L'autoportrait classique reste silencieux, visage séché sur une toile tendue dans un cadre de bois accroché au mur, avec ses mystères, qui nous obligent à réfléchir, à essayer de déchiffrer un éventuel message. Rien de tel évidemment ici. Le Selfie s'accompagne d'une mise en scène, d'un torrent de commentaires (2). Il marque une présence, la présence de l'individu, mi-homme mi-octet, l'humanoctet, quand son ancêtre l'autoportrait faisait ressortir une absence, l'absence du modèle figuré sur la toile (l'image montre quelqu'un qui n'est pas là). Le Selfie est une tentative de vie numérique, il représente un geste, une action, ponctuelle et positive, qui sollicite des réactions, un cliquetis ("buzz" en anglais) aussi puissant que possible.

Je clique sur moi, espérant que les autres feront de même.

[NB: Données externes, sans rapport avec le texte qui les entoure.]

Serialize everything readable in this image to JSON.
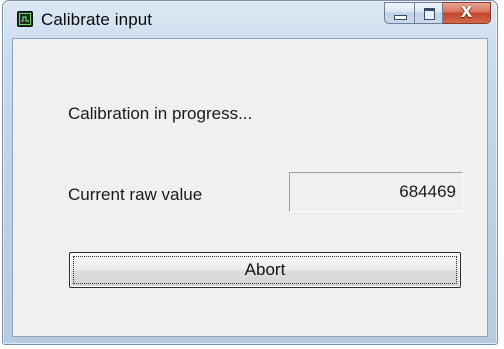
{
  "window": {
    "title": "Calibrate input",
    "icon": "app-window-icon",
    "caption_buttons": {
      "minimize_icon": "minimize-icon",
      "maximize_icon": "maximize-icon",
      "close_icon": "close-icon",
      "close_glyph": "X"
    }
  },
  "dialog": {
    "status_text": "Calibration in progress...",
    "raw_value_label": "Current raw value",
    "raw_value": "684469",
    "abort_label": "Abort"
  },
  "colors": {
    "title_bar": "#c9dbee",
    "close_button": "#c3452b",
    "client_background": "#f0f0f0"
  }
}
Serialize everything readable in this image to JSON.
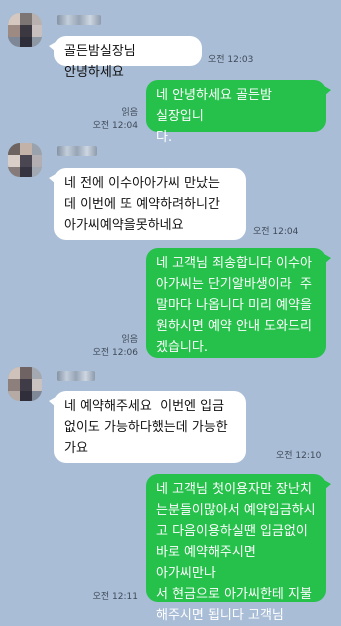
{
  "messages": [
    {
      "sender": "them",
      "text": "골든밤실장님 안녕하세요",
      "time": "오전 12:03"
    },
    {
      "sender": "me",
      "text": "네 안녕하세요 골든밤 실장입니\n다.",
      "read": "읽음",
      "time": "오전 12:04"
    },
    {
      "sender": "them",
      "text": "네 전에 이수아아가씨 만났는\n데 이번에 또 예약하려하니간\n아가씨예약을못하네요",
      "time": "오전 12:04"
    },
    {
      "sender": "me",
      "text": "네 고객님 죄송합니다 이수아\n아가씨는 단기알바생이라  주\n말마다 나옵니다 미리 예약을\n원하시면 예약 안내 도와드리\n겠습니다.",
      "read": "읽음",
      "time": "오전 12:06"
    },
    {
      "sender": "them",
      "text": "네 예약해주세요  이번엔 입금\n없이도 가능하다했는데 가능한\n가요",
      "time": "오전 12:10"
    },
    {
      "sender": "me",
      "text": "네 고객님 첫이용자만 장난치\n는분들이많아서 예약입금하시\n고 다음이용하실땐 입금없이\n바로 예약해주시면 아가씨만나\n서 현금으로 아가씨한테 지불\n해주시면 됩니다 고객님",
      "read": "",
      "time": "오전 12:11"
    }
  ]
}
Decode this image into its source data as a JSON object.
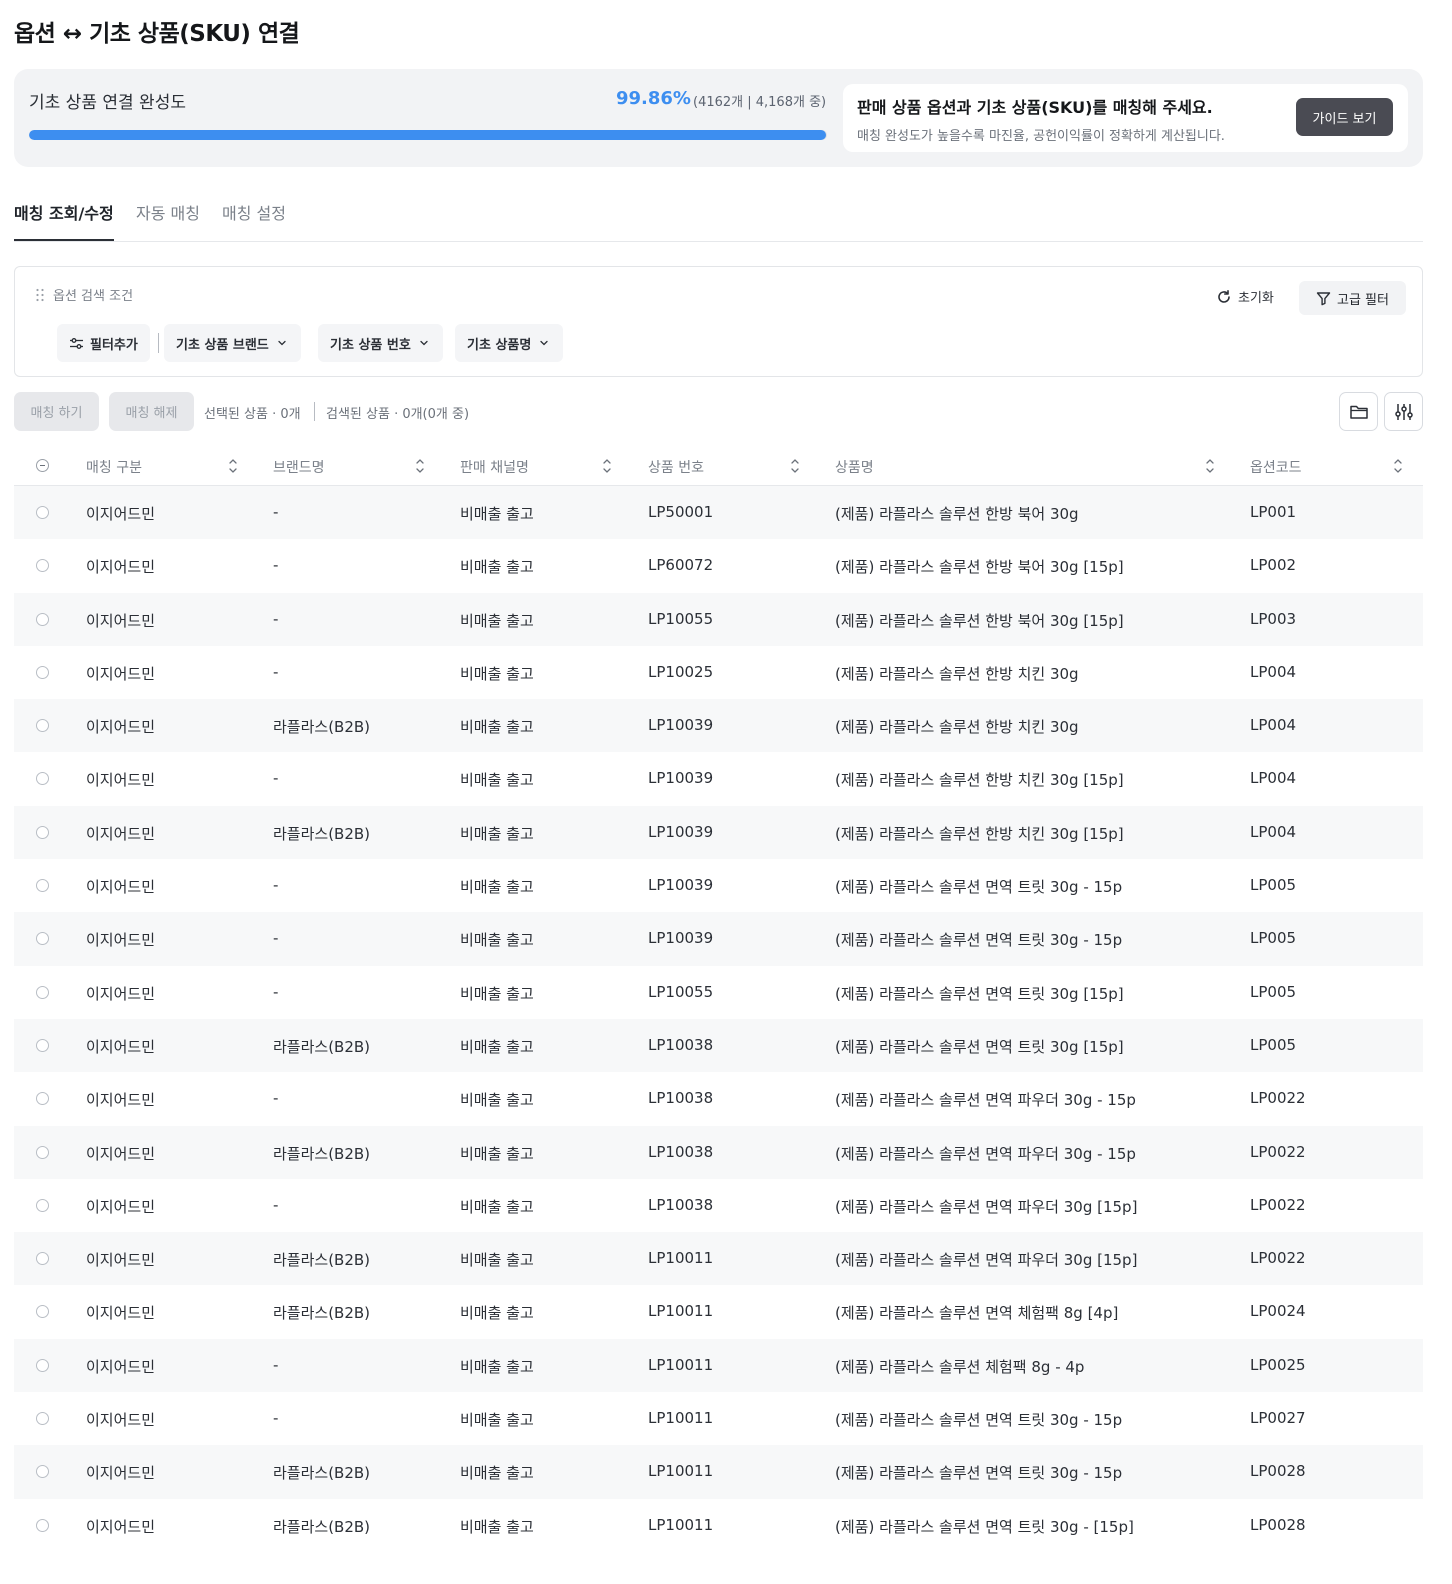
{
  "page": {
    "title": "옵션 ↔ 기초 상품(SKU) 연결"
  },
  "summary": {
    "label": "기초 상품 연결 완성도",
    "percent_text": "99.86%",
    "progress": 0.9986,
    "count_text": "(4162개 | 4,168개 중)",
    "guide_title": "판매 상품 옵션과 기초 상품(SKU)를 매칭해 주세요.",
    "guide_desc": "매칭 완성도가 높을수록 마진율, 공헌이익률이 정확하게 계산됩니다.",
    "guide_button": "가이드 보기"
  },
  "tabs": [
    {
      "label": "매칭 조회/수정",
      "active": true
    },
    {
      "label": "자동 매칭",
      "active": false
    },
    {
      "label": "매칭 설정",
      "active": false
    }
  ],
  "search": {
    "title": "옵션 검색 조건",
    "reset_label": "초기화",
    "advanced_label": "고급 필터",
    "add_filter_label": "필터추가",
    "chips": [
      "기초 상품 브랜드",
      "기초 상품 번호",
      "기초 상품명"
    ]
  },
  "actions": {
    "match_label": "매칭 하기",
    "unmatch_label": "매칭 해제",
    "selected_text": "선택된 상품 · 0개",
    "searched_text": "검색된 상품 · 0개(0개 중)"
  },
  "table": {
    "columns": [
      "매칭 구분",
      "브랜드명",
      "판매 채널명",
      "상품 번호",
      "상품명",
      "옵션코드"
    ],
    "rows": [
      [
        "이지어드민",
        "-",
        "비매출 출고",
        "LP50001",
        "(제품) 라플라스 솔루션 한방 북어 30g",
        "LP001"
      ],
      [
        "이지어드민",
        "-",
        "비매출 출고",
        "LP60072",
        "(제품) 라플라스 솔루션 한방 북어 30g [15p]",
        "LP002"
      ],
      [
        "이지어드민",
        "-",
        "비매출 출고",
        "LP10055",
        "(제품) 라플라스 솔루션 한방 북어 30g [15p]",
        "LP003"
      ],
      [
        "이지어드민",
        "-",
        "비매출 출고",
        "LP10025",
        "(제품) 라플라스 솔루션 한방 치킨 30g",
        "LP004"
      ],
      [
        "이지어드민",
        "라플라스(B2B)",
        "비매출 출고",
        "LP10039",
        "(제품) 라플라스 솔루션 한방 치킨 30g",
        "LP004"
      ],
      [
        "이지어드민",
        "-",
        "비매출 출고",
        "LP10039",
        "(제품) 라플라스 솔루션 한방 치킨 30g [15p]",
        "LP004"
      ],
      [
        "이지어드민",
        "라플라스(B2B)",
        "비매출 출고",
        "LP10039",
        "(제품) 라플라스 솔루션 한방 치킨 30g [15p]",
        "LP004"
      ],
      [
        "이지어드민",
        "-",
        "비매출 출고",
        "LP10039",
        "(제품) 라플라스 솔루션 면역 트릿 30g - 15p",
        "LP005"
      ],
      [
        "이지어드민",
        "-",
        "비매출 출고",
        "LP10039",
        "(제품) 라플라스 솔루션 면역 트릿 30g - 15p",
        "LP005"
      ],
      [
        "이지어드민",
        "-",
        "비매출 출고",
        "LP10055",
        "(제품) 라플라스 솔루션 면역 트릿 30g [15p]",
        "LP005"
      ],
      [
        "이지어드민",
        "라플라스(B2B)",
        "비매출 출고",
        "LP10038",
        "(제품) 라플라스 솔루션 면역 트릿 30g [15p]",
        "LP005"
      ],
      [
        "이지어드민",
        "-",
        "비매출 출고",
        "LP10038",
        "(제품) 라플라스 솔루션 면역 파우더 30g - 15p",
        "LP0022"
      ],
      [
        "이지어드민",
        "라플라스(B2B)",
        "비매출 출고",
        "LP10038",
        "(제품) 라플라스 솔루션 면역 파우더 30g - 15p",
        "LP0022"
      ],
      [
        "이지어드민",
        "-",
        "비매출 출고",
        "LP10038",
        "(제품) 라플라스 솔루션 면역 파우더 30g [15p]",
        "LP0022"
      ],
      [
        "이지어드민",
        "라플라스(B2B)",
        "비매출 출고",
        "LP10011",
        "(제품) 라플라스 솔루션 면역 파우더 30g [15p]",
        "LP0022"
      ],
      [
        "이지어드민",
        "라플라스(B2B)",
        "비매출 출고",
        "LP10011",
        "(제품) 라플라스 솔루션 면역 체험팩 8g [4p]",
        "LP0024"
      ],
      [
        "이지어드민",
        "-",
        "비매출 출고",
        "LP10011",
        "(제품) 라플라스 솔루션 체험팩 8g - 4p",
        "LP0025"
      ],
      [
        "이지어드민",
        "-",
        "비매출 출고",
        "LP10011",
        "(제품) 라플라스 솔루션 면역 트릿 30g - 15p",
        "LP0027"
      ],
      [
        "이지어드민",
        "라플라스(B2B)",
        "비매출 출고",
        "LP10011",
        "(제품) 라플라스 솔루션 면역 트릿 30g - 15p",
        "LP0028"
      ],
      [
        "이지어드민",
        "라플라스(B2B)",
        "비매출 출고",
        "LP10011",
        "(제품) 라플라스 솔루션 면역 트릿 30g - [15p]",
        "LP0028"
      ]
    ]
  },
  "colors": {
    "accent": "#3d8ef0",
    "guide_button": "#4a4b53",
    "zebra": "#f7f8f9"
  }
}
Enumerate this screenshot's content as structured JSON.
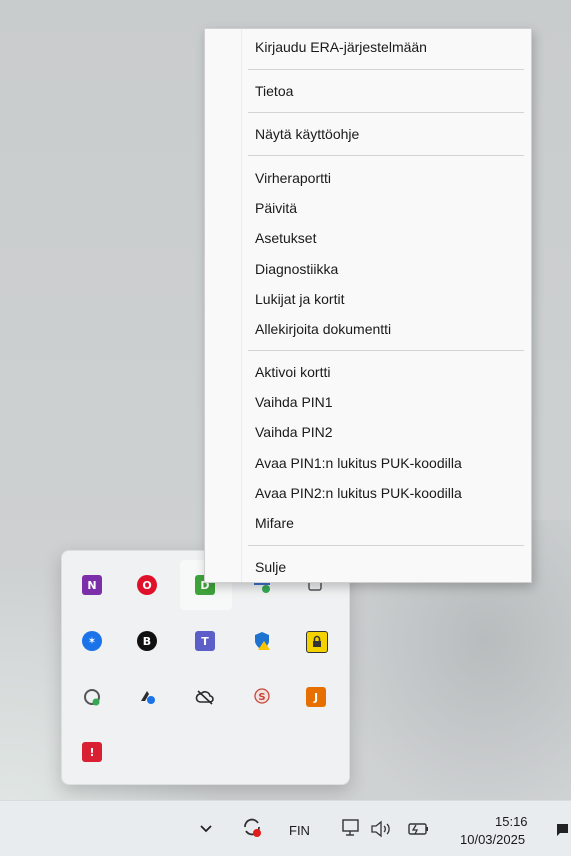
{
  "context_menu": {
    "items": [
      "Kirjaudu ERA-järjestelmään",
      "Tietoa",
      "Näytä käyttöohje",
      "Virheraportti",
      "Päivitä",
      "Asetukset",
      "Diagnostiikka",
      "Lukijat ja kortit",
      "Allekirjoita dokumentti",
      "Aktivoi kortti",
      "Vaihda PIN1",
      "Vaihda PIN2",
      "Avaa PIN1:n lukitus PUK-koodilla",
      "Avaa PIN2:n lukitus PUK-koodilla",
      "Mifare",
      "Sulje"
    ]
  },
  "tray_flyout": {
    "icons": [
      {
        "name": "onenote-icon",
        "glyph": "N",
        "color": "#7b2fa8"
      },
      {
        "name": "opera-icon",
        "glyph": "O",
        "color": "#e0102b"
      },
      {
        "name": "card-reader-app-icon",
        "glyph": "D",
        "color": "#3fa33b"
      },
      {
        "name": "network-shield-icon",
        "glyph": "",
        "color": "#3b6fd1"
      },
      {
        "name": "device-icon",
        "glyph": "",
        "color": "#9a9a9a"
      },
      {
        "name": "bluetooth-icon",
        "glyph": "B",
        "color": "#1a73e8"
      },
      {
        "name": "b-app-icon",
        "glyph": "B",
        "color": "#111111"
      },
      {
        "name": "teams-icon",
        "glyph": "T",
        "color": "#5b5fc7"
      },
      {
        "name": "security-warning-icon",
        "glyph": "!",
        "color": "#1e73d1"
      },
      {
        "name": "lock-icon",
        "glyph": "",
        "color": "#3a3a3a"
      },
      {
        "name": "sync-icon",
        "glyph": "",
        "color": "#5a5a5a"
      },
      {
        "name": "app-update-icon",
        "glyph": "",
        "color": "#2b2b2b"
      },
      {
        "name": "cloud-off-icon",
        "glyph": "",
        "color": "#2b2b2b"
      },
      {
        "name": "certificate-icon",
        "glyph": "S",
        "color": "#c9463d"
      },
      {
        "name": "java-icon",
        "glyph": "J",
        "color": "#e76f00"
      },
      {
        "name": "alert-app-icon",
        "glyph": "!",
        "color": "#d92032"
      }
    ]
  },
  "taskbar": {
    "language": "FIN",
    "time": "15:16",
    "date": "10/03/2025"
  },
  "icons": {
    "chevron": "chevron-down-icon",
    "volume": "volume-icon",
    "battery": "battery-icon",
    "monitor": "monitor-icon"
  }
}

Le Selfie part en boucle. Tout fonctionne selon un principe d'auto-proclamation par lequel l'impétrant cherche à capter des clics, car chaque clic gagné est un souffle de vie, un cran au-dessus de la foule. Mon regard sur moi lancé dans les flux : que rêver de mieux ? Le Selfie est un égoclic. En réponse à l'anglais "Selfie" les québécois proposent "égoportrait". Pour les raisons évoquées ici, nous proposons "égoclic", qui fait mieux ressortir le clic autoadministré, activation d'un processus. Un lancement, pas un aboutissement.

 

Personne... Rien... Pas le moindre écran pour me poser. Zéro clic... Nan mais c'est pas vrai. Un putain de zéro. Même pas  la queue d'un. OK... je vais pas insister. Retour à la base. Bon, je crois que je vais écrire un article.

 

Emmanuel Cauvin

Dernière modification : 6 avril 2015

 

(1) Rappelons que l'écran assure une double fonction de visualisation et surtout de protection. Il protège le télé-monde, il "fait écran" entre notre environnement naturel, celui où nous sommes nés, et cette construction sidérante qui grandit chaque jour, là derrière, et dans laquelle nous installons une nouvelle forme de vie, délivrée de la pesanteur.

 

(2) On appareille l’apparence ou l’apparition du visage pour le corriger, on le complète de postiches ou de cosmétiques ... Notre visage demeure en effet tout au long de la vie un intense vecteur d’informations, et le miroir d’une identité qui ne nous laisse pas en repos, tant l’image rêvée du moi, ou le visage intime que chacun s’attribue, rencontre d’objections dans les traits extérieurs de la face. Daniel Bougnoux, Faire visage, comme on dit faire surface, Les cahiers de médiologie, N°15, 2003/1, Faire face.